Entre os casos de hepatite A informados ao CDC, as vias de infecção identificadas incluem contato pessoal íntimo com pessoa com hepatite A, contato familiar ou contato pessoal com crianças em locais onde crianças são cuidadas, viagens internacionais, epidemia proveniente de água ou co­mida, homossexualismo masculino ativo e uso de drogas injetáveis. A trans­missão por transfusão sangüínea ou da mãe para o recém-nascido (isto é, transmissão vertical) é rara. Raramente observou-se contato entre primatas que não nasceram em cativeiro. Em aproximadamente 50% dos casos relata­dos a via de transmissão não pode ser determinada. A disseminação fecal­oral de pessoas assintomáticas, em especial crianças de tenra idade, corres­ponde à maioria dessas vias não-identificáveis.

 

A maior parte dos pacientes com infecção e doença por hepatite A ocorre no contexto de epidemia dentro da comunidade, que se inicia na vizinhança e se estende para o cenário familiar. O início de epidemia por transmissão através de comida contaminada é comum, enquanto com água contaminada é raro. A transmissão nosocomial é rara, no entanto já foram relatados casos de pacien­tes hospitalizados que propagaram a infecção para profissionais de saúde, como também há relatos de unidades de tratamento intensivo neonatal onde neonatos que foram infectados por transfusão sangüínea subseqüentemente transmitiram HAV para outros neonatos e para os profissionais de saúde.

 

Em centros de cuidados com crianças, em contraste com outras doenças infecciosas, os sintomas reconhecidos da doença (icterícia) ocorrem primei­ramente entre os adultos contactantes. A maioria das crianças é assintomá­tica ou apresenta manifestações não-específicas. Conseqüentemente, a di­vulgação da infecção por HAV que se origina dentro dos centros de cuida­dos infantis e se propaga para os contactantes freqüentemente ocorre antes do reconhecimento do indício de caso(s). Epidemias em geral ocorrem em grandes centros infantis, naqueles que admitem crianças que ainda usam fraldas.

 

Na maioria das pessoas infectadas os altos títulos de HAV ocorrem uma ou duas semanas antes do início da doença, quando os pacientes são mais suscetíveis a transmitir o HAY. O risco subseqüente diminui e se toma míni­mo uma semana após o início da icterícia. Contudo, o HAV pode ser detecta­do por longo período, especialmente em neonatos e crianças em tenra idade.

 

O período de incubação é de 15 a 50 dias, com variação de 25 a 30 dias.

 

PROVAS DIAGNÓSTICAS: Testes sorológicos do HAV total específico e anti­corpo antiimunoglobulina (IgM) estão disponíveis comercialmente. IgM sérica está presente no princípio da doença e usualmente desaparece aos quatro meses, mas pode persistir por seis meses ou mais. A presença de IgM indica infecção em desenvolvimento ou recente; contudo, resultados falso-positi­vos podem ocorrer. Anti-HAV IgG é detectado logo após o aparecimento de IgM. A presença de anti-HAV total indica infecção passada ou imunidade.

 

TRATAMENTO: De suporte

ISOLAMENTO DO PACIENTE HOSPITALIZADO: Em acréscimo às medidas preven­tivas de rotina, precauções ao contato com pacientes que usam fraldas ou apresentam incontinência são recomendadas por uma semana após o início dos sintomas.

 

Medidas Gerais. O melhor método para prevenir a infecção pelo HA V é a implementação de medidas sanitárias (ex.: lavar os alimentos antes do preparo) e de higiene pessoal (ex.: lavar as mãos após trocar as fraldas de crianças em creches).

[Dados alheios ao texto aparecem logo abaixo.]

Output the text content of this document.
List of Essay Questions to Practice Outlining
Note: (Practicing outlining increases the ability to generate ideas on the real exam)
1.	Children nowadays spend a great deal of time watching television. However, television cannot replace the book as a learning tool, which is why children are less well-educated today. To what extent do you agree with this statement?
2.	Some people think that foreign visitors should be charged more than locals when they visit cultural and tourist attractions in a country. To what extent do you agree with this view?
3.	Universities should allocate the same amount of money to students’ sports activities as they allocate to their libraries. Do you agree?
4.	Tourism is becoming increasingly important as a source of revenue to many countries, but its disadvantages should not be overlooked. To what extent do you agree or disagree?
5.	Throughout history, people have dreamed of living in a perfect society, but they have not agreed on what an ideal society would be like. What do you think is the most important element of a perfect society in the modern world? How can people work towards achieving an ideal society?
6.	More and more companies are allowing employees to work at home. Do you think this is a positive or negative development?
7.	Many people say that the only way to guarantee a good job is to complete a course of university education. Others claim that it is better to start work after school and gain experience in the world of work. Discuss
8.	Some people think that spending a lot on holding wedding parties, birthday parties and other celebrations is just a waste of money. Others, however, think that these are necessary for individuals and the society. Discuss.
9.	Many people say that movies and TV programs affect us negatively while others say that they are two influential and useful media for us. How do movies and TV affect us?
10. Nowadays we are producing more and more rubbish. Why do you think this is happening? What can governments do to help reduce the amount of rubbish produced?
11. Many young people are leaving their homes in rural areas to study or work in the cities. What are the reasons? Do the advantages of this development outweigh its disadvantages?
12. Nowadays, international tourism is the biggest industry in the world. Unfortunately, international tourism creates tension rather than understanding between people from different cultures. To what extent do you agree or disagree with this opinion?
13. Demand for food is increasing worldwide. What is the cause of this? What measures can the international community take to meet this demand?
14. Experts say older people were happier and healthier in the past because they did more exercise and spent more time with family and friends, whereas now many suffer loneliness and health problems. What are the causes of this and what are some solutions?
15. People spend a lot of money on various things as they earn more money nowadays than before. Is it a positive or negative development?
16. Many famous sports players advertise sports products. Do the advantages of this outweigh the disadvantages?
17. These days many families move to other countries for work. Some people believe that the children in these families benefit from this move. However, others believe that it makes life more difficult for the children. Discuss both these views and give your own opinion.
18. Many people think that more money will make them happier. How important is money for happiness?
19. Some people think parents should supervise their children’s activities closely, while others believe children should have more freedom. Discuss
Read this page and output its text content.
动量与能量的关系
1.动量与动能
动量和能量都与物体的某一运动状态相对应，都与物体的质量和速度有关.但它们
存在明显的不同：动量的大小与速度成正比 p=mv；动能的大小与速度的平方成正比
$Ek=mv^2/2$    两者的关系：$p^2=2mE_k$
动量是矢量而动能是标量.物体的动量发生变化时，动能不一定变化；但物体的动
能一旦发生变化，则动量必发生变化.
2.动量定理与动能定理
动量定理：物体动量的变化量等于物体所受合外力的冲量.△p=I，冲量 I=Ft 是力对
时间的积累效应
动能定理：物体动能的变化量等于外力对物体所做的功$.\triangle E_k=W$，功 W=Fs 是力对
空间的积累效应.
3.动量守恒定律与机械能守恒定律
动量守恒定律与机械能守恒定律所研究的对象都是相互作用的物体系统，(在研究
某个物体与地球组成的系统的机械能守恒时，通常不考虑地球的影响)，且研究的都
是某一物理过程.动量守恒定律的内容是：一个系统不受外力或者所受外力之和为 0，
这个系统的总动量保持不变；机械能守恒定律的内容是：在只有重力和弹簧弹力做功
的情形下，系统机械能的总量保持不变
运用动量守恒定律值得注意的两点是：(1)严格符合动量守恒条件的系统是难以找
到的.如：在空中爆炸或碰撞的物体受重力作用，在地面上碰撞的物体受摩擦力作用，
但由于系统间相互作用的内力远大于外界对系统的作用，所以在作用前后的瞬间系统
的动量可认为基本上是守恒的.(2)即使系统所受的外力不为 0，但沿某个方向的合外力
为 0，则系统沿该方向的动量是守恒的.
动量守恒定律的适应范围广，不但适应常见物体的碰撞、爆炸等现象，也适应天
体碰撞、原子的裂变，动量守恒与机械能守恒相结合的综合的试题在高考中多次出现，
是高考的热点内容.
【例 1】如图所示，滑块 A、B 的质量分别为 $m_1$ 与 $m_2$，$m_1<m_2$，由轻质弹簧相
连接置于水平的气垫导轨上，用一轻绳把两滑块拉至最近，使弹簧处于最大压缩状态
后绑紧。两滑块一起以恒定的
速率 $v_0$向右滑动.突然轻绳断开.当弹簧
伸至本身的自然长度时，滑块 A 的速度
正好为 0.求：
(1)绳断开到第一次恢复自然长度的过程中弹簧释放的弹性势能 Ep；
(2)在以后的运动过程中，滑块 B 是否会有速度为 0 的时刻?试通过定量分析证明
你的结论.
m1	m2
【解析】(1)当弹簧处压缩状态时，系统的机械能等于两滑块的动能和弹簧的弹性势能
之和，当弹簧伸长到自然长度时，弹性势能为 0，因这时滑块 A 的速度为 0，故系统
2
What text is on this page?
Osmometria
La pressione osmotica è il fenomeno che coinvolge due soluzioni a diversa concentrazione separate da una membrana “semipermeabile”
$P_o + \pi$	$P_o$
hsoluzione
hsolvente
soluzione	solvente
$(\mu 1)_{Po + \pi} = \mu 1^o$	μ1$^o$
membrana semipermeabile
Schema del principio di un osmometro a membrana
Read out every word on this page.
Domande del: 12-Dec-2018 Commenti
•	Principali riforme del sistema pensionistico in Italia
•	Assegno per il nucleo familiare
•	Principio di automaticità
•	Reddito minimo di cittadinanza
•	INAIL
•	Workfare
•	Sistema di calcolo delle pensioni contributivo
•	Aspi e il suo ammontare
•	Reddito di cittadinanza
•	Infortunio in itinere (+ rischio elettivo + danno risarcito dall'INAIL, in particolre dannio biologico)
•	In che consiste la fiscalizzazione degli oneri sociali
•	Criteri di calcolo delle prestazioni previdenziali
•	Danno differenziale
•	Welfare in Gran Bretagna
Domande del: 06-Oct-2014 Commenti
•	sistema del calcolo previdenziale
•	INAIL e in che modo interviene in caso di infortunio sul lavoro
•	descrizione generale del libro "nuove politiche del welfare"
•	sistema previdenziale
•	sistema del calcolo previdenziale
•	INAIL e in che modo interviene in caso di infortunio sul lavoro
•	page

Escolas, Creches e Trabalho. Crianças e adultos com infecção aguda pelo vírus da hepatite A que trabalham manipulando alimentos, em atendimento ou com crianças devem ser afastados por uma semana após o início da doença.

Imunoglobulina. Imunoglobulina (Ig) administrada via intramuscular, quan­do dada duas semanas antes da exposição ao HAV, apresenta mais de 85% de eficácia na prevenção de infecção sintomática. As doses de Ig recomen­dadas pré e pós-exposição e a duração da proteção são mencionadas na Tabelas 3.14 (adiante) e na Tabela 3.15 (p. 283). Grávidas e crianças devem receber doses que não contenham timerosal

 

 

Vacina para Hepatite A. Duas vacinas com vírus inativo das hepatites A, Havrix (fabricada pelo laboratório SmithKline Beecham Biologicals, Rixen­sart, Bélgica, e distribuída por SmithKline Beecham Pharmaceuticals, Filadél­fia, Pa) e Vaqta (Merck & Co., Inc., West Point, Pa), atualmente estão dispo­níveis nos Estados Unidos. As vacinas são preparadas com cultura de célu­las adaptadas de HAV, as quais são propagadas nos fibroblastos humanos, purificadas por lise celular, inativadas por formaldeído e absorvidas por hi­dróxido de alumínio. Havrix é formulada e preparada com o 2-fenoxietanol preservativo; Vaqta é formulada sem preservativo.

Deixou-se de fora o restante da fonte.